Bon bilan pour le Generali Open de France

Crédit : Frédérique Monnier

Mercredi 27 juillet - 14h59 | Frédérique Monnier

Bon bilan pour le Generali Open de France

Après dix-huit jours de compétition scindés en deux sessions (Poneys du 2 au 10 juillet et Clubs du 16 au 24 juillet), le Generali Open de France a pris fin dimanche au Parc équestre fédéral de Lamotte-Beuvron. Ces championnats de France dans quinze disciplines sont le but de la saison sportive pour des milliers de cavaliers venus de plus de 2.200 clubs venus de la France entière. 

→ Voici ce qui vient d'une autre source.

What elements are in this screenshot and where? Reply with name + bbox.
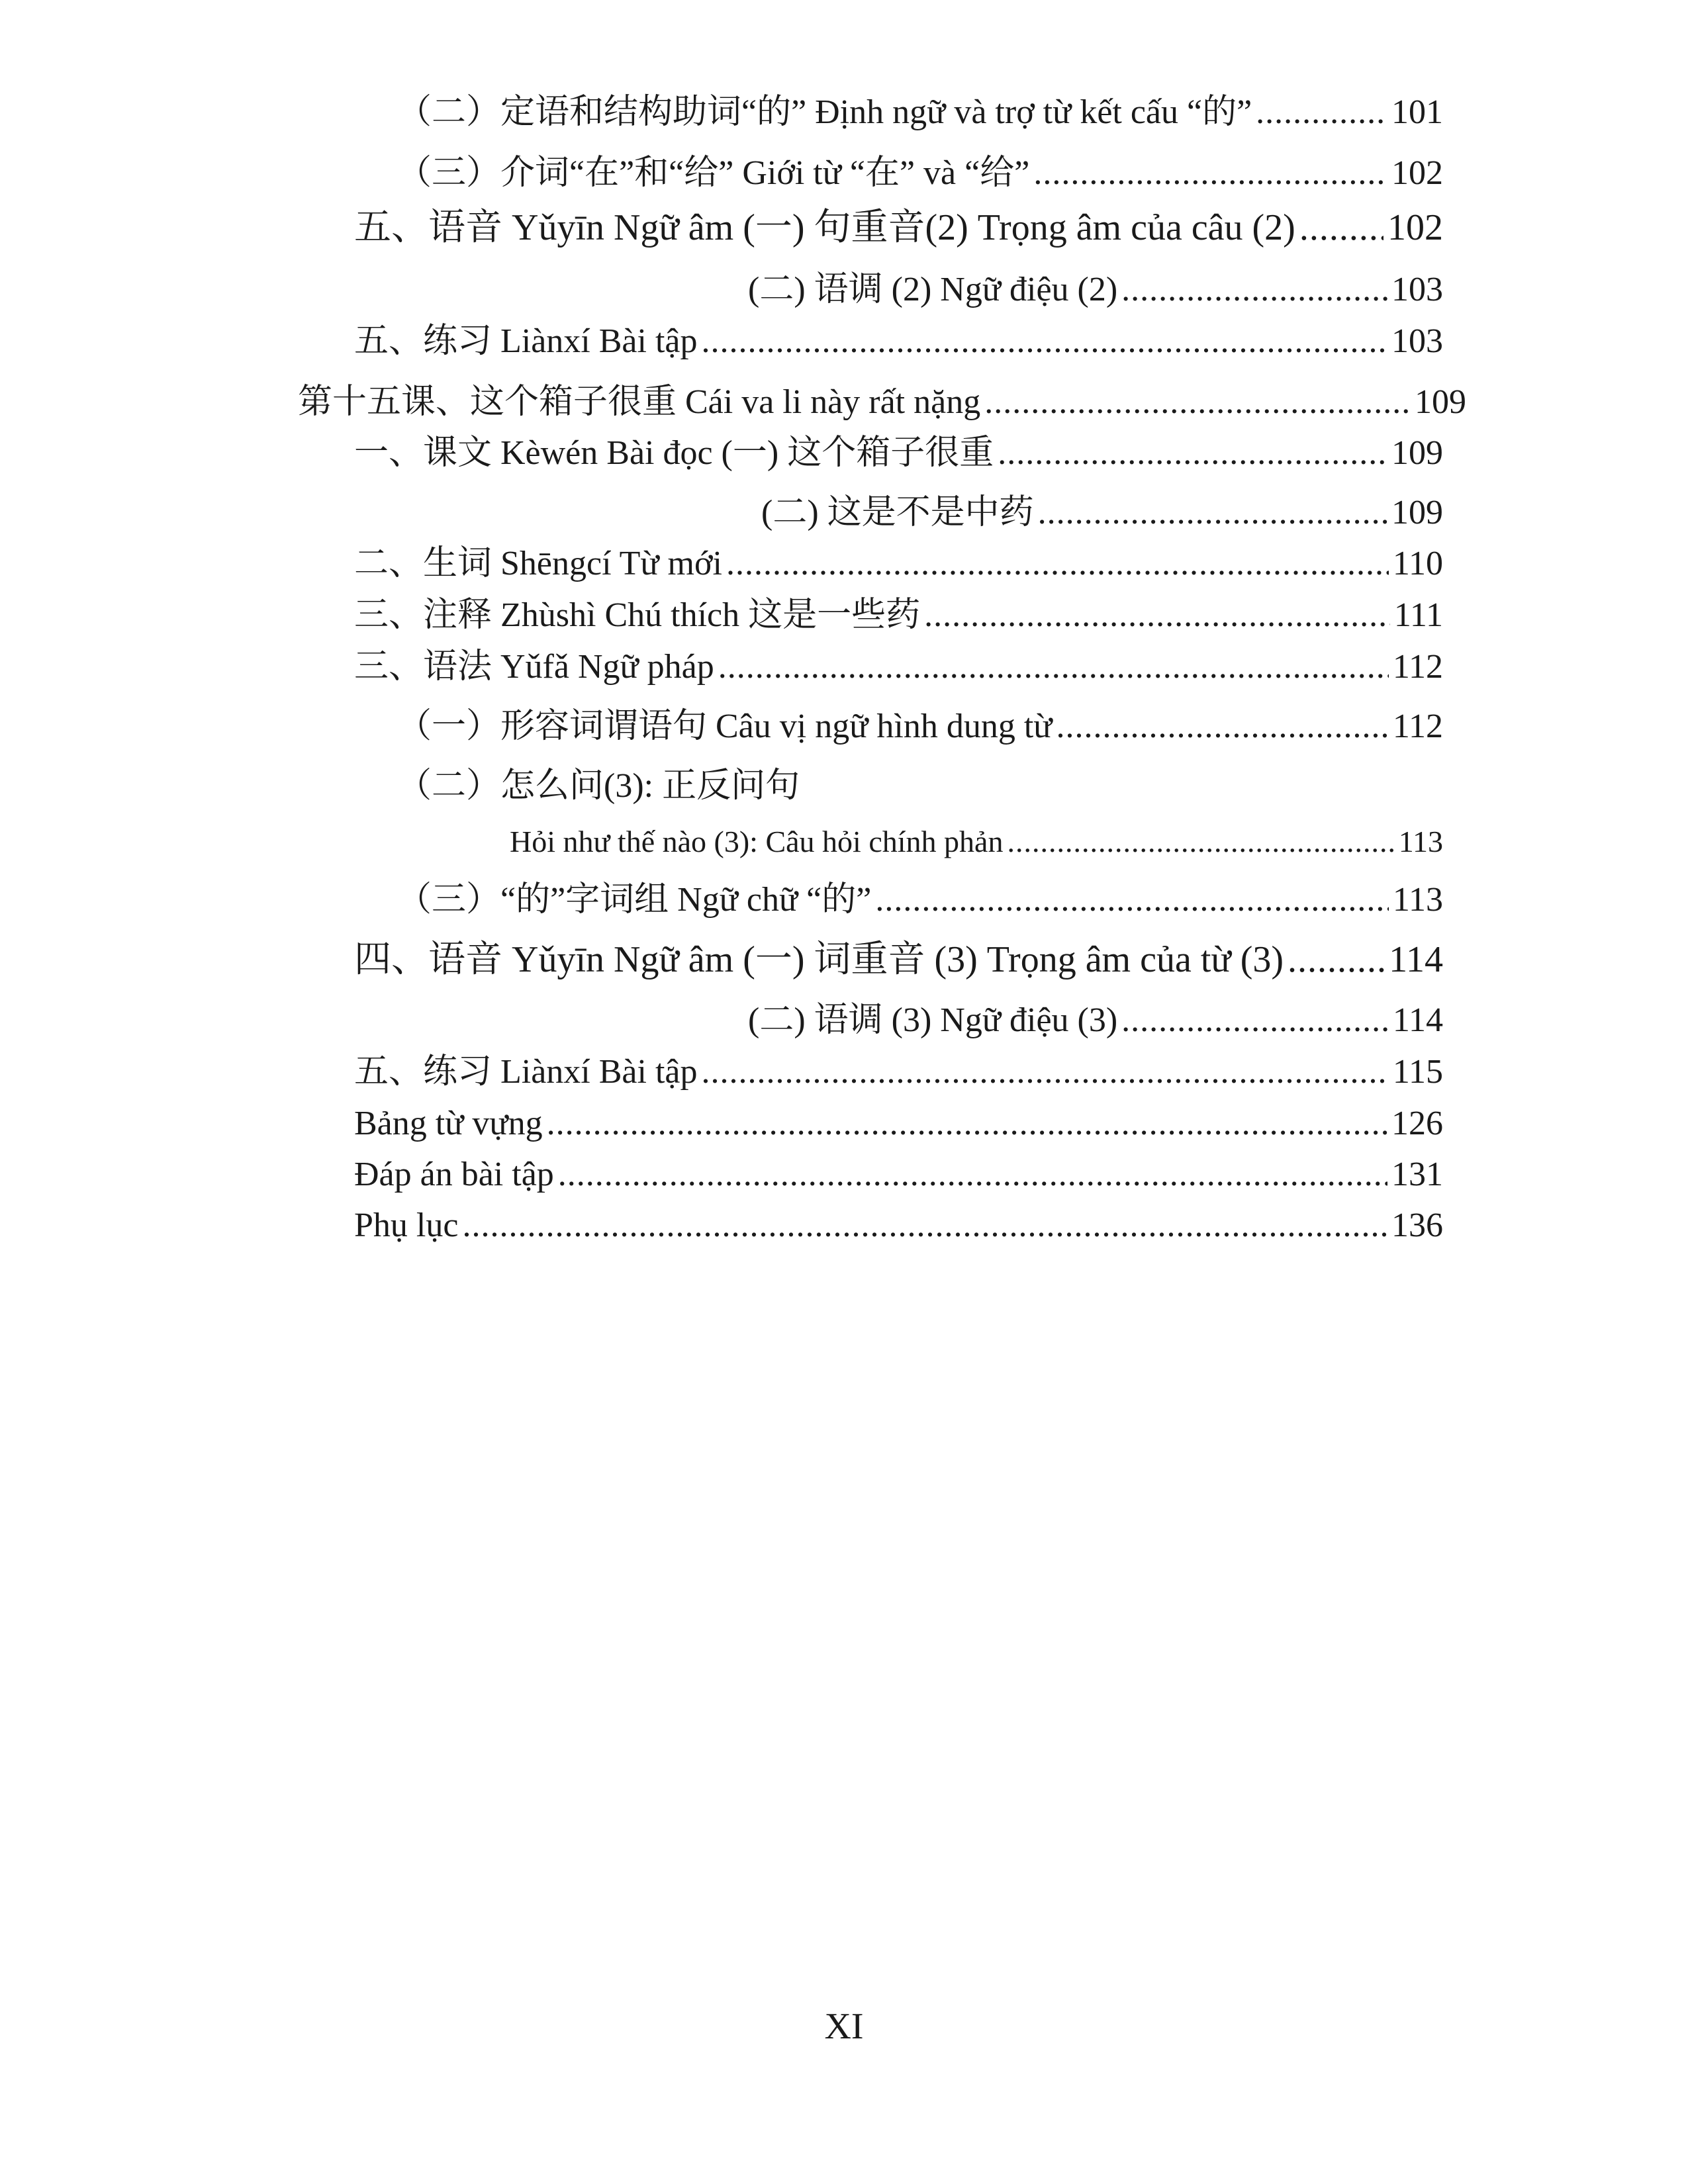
toc-entry — [761, 493, 1443, 533]
dot-leader — [1299, 206, 1383, 249]
toc-entry-page: 126 — [1391, 1105, 1443, 1142]
toc-entry — [397, 766, 1443, 806]
dot-leader — [924, 596, 1390, 635]
page-number: XI — [824, 2006, 864, 2047]
toc-entry — [397, 93, 1443, 132]
toc-entry — [354, 1104, 1443, 1144]
dot-leader — [1007, 825, 1394, 860]
toc-entry-page: 110 — [1392, 545, 1443, 582]
dot-leader — [558, 1155, 1387, 1195]
toc-entry — [354, 1206, 1443, 1246]
toc-entry — [397, 707, 1443, 747]
toc-entry-label: Đáp án bài tập — [354, 1156, 554, 1193]
toc-entry — [397, 154, 1443, 193]
dot-leader — [726, 544, 1389, 584]
toc-entry-page: 103 — [1391, 271, 1443, 308]
toc-entry — [397, 880, 1443, 920]
dot-leader — [1121, 1001, 1389, 1040]
toc-entry — [354, 544, 1443, 584]
toc-entry-label: (二) 这是不是中药 — [761, 494, 1034, 531]
toc-entry-page: 114 — [1389, 939, 1443, 980]
toc-entry-label: 五、语音 Yǔyīn Ngữ âm (一) 句重音(2) Trọng âm của câu (2) — [354, 207, 1295, 248]
toc-entry-page: 103 — [1391, 322, 1443, 360]
toc-entry-page: 101 — [1391, 93, 1443, 131]
toc-entry — [354, 1155, 1443, 1195]
toc-entry — [354, 322, 1443, 361]
toc-entry-label: Phụ lục — [354, 1206, 459, 1244]
toc-entry-label: 三、语法 Yǔfǎ Ngữ pháp — [354, 648, 714, 686]
toc-entry-label: (二) 语调 (2) Ngữ điệu (2) — [748, 271, 1118, 308]
toc-entry-page: 112 — [1392, 648, 1443, 686]
toc-entry-label: 第十五课、这个箱子很重 Cái va li này rất nặng — [298, 383, 981, 421]
toc-entry-label: (二) 语调 (3) Ngữ điệu (3) — [748, 1001, 1118, 1039]
dot-leader — [984, 383, 1411, 422]
dot-leader — [1038, 493, 1387, 533]
toc-entry-label: 一、课文 Kèwén Bài đọc (一) 这个箱子很重 — [354, 434, 994, 472]
toc-entry-label: （二）怎么问(3): 正反问句 — [397, 767, 800, 805]
toc-entry-label: 二、生词 Shēngcí Từ mới — [354, 545, 722, 582]
dot-leader — [1121, 270, 1387, 310]
dot-leader — [1256, 93, 1387, 132]
toc-entry — [748, 270, 1443, 310]
dot-leader — [1288, 938, 1385, 981]
toc-entry — [748, 1001, 1443, 1040]
toc-entry-page: 109 — [1391, 434, 1443, 472]
toc-entry-label: （三）“的”字词组 Ngữ chữ “的” — [397, 881, 872, 919]
toc-entry — [354, 647, 1443, 687]
dot-leader — [875, 880, 1389, 920]
toc-entry-page: 113 — [1398, 825, 1443, 858]
toc-entry — [354, 433, 1443, 473]
dot-leader — [1033, 154, 1387, 193]
toc-entry — [354, 596, 1443, 635]
toc-entry-label: Hỏi như thế nào (3): Câu hỏi chính phản — [510, 825, 1004, 858]
toc-entry-page: 136 — [1391, 1206, 1443, 1244]
dot-leader — [701, 1052, 1388, 1092]
toc-entry-page: 115 — [1392, 1053, 1443, 1091]
toc-entry-label: （二）定语和结构助词“的” Định ngữ và trợ từ kết cấu “的” — [397, 93, 1252, 131]
toc-entry-page: 131 — [1391, 1156, 1443, 1193]
toc-entry-label: 三、注释 Zhùshì Chú thích 这是一些药 — [354, 596, 921, 634]
dot-leader — [718, 647, 1389, 687]
toc-entry-label: （一）形容词谓语句 Câu vị ngữ hình dung từ — [397, 707, 1053, 745]
toc-entry-page: 111 — [1393, 596, 1443, 634]
toc-entry-label: 四、语音 Yǔyīn Ngữ âm (一) 词重音 (3) Trọng âm của từ (3) — [354, 939, 1284, 980]
dot-leader — [701, 322, 1387, 361]
toc-entry — [354, 938, 1443, 981]
toc-entry-label: 五、练习 Liànxí Bài tập — [354, 322, 698, 360]
dot-leader — [547, 1104, 1387, 1144]
toc-entry-page: 112 — [1392, 707, 1443, 745]
toc-entry-label: 五、练习 Liànxí Bài tập — [354, 1053, 698, 1091]
toc-entry-page: 102 — [1387, 207, 1443, 248]
toc-entry — [354, 1052, 1443, 1092]
toc-entry-page: 109 — [1391, 494, 1443, 531]
toc-entry — [354, 206, 1443, 249]
toc-entry — [298, 383, 1466, 422]
toc-entry-page: 102 — [1391, 154, 1443, 192]
toc-entry-label: Bảng từ vựng — [354, 1105, 543, 1142]
toc-entry-label: （三）介词“在”和“给” Giới từ “在” và “给” — [397, 154, 1030, 192]
toc-entry-page: 113 — [1392, 881, 1443, 919]
toc-entry-page: 114 — [1392, 1001, 1443, 1039]
dot-leader — [998, 433, 1387, 473]
toc-entry — [510, 825, 1443, 860]
toc-entry-page: 109 — [1415, 383, 1466, 421]
dot-leader — [1056, 707, 1388, 747]
dot-leader — [462, 1206, 1387, 1246]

’’Ce fut un très bon Open, surtout quand on sait d’où nous sommes partis cette année !’’, se réjouit Axel Bourdin, directeur des événements. ’’Fin mai, début juin, le Parc a subi les inondations qui ont touché la Sologne. Les dégâts n’ont pas été conséquents sur le plan financier mais ont occasionné beaucoup de travail. Il a fallu nettoyer un certain nombre d’espaces, enlever le sable qui a été déplacé, traiter les terrains…On peut saluer les équipes qui ont travaillé d’arrache pied. Le challenge était assez incroyable suite à ces crues d’accueillir à quinze jours d’intervalle deux manifestations de grande ampleur : le Game Fair et le Generali Open de France. Il a fallu démonter l’un tout en démontant l’autre.’’
Avec 13.400 cavaliers (6.900 en Poneys et 6.500 en Clubs), le nombre d’engagés a très légèrement augmenté. ’’Au niveau des engagements, il y a eu une augmentation de 3% pour les Poneys et une baisse de 1% pour les Clubs’’, précise Axel. ’’La baisse n’a pas d’explication particulière car c’est fluctuant selon les années. Il faut savoir que 55% des cavaliers qualifiés pour l’Open ne le font pas. Le Generali Open de France est l’objectif de fin de saison pour beaucoup de cavaliers mais il y en a qui se qualifient sans forcément venir à Lamotte tous les ans.’’

Une nouvelle discipline

L’augmentation croissante du nombre des engagés d’années en années fait que le rendez-vous lamottois a sa place dans le paysage des compétitions équestres en France. ’’Actuellement, tous les grands cavaliers français sont passés par le Generali Open de France à l’exemple de Simon Delestre (actuel numéro un mondial, ndlr) Ces championnats sont une formidable machine à champions. Ils suscitent aussi l’envie d’être meilleur. Le Generali Open de France donne à chacun un baromètre de la progression’’, considère Axel Bourdin. Opinion partagée par Michèle Blanchard, juge de dressage qui a officié sur les deux semaines : ’’Nous avons vu cette année de bonnes choses même s’il reste encore des problèmes de réglage de gogue, notamment. Dans ce cas, les notes du pas sont le juge de paix… Pour la première fois, j’ai mis un 10 en note d’ensemble en carrousel.’’
’’Les officiels de compétition choisis sur une liste validée par la direction technique nationale  sont des gens extrêmement investis et motivés pour venir juger des épreuves pendant neuf jours d’affilée’’, remarque Axel Bourdin. ’’Cette  année, nous avons eu deux nouvelles carrières ainsi qu’une nouvelle discipline, l’équithlon où les tests du concours complet sont faits par des cavaliers différents. Pour l’an prochain, nous avons un certain nombre de projets, dont nous parlerons en temps et en heure.’’
Le prochain événement à Lamotte-Beuvron sera du 18 au 21 août le Sologn’Pony qui accueillera notamment la finale nationale SHF des Cycles Classiques Jeunes Poneys, avant le Meeting des Propriétaires du 25 au 28 août.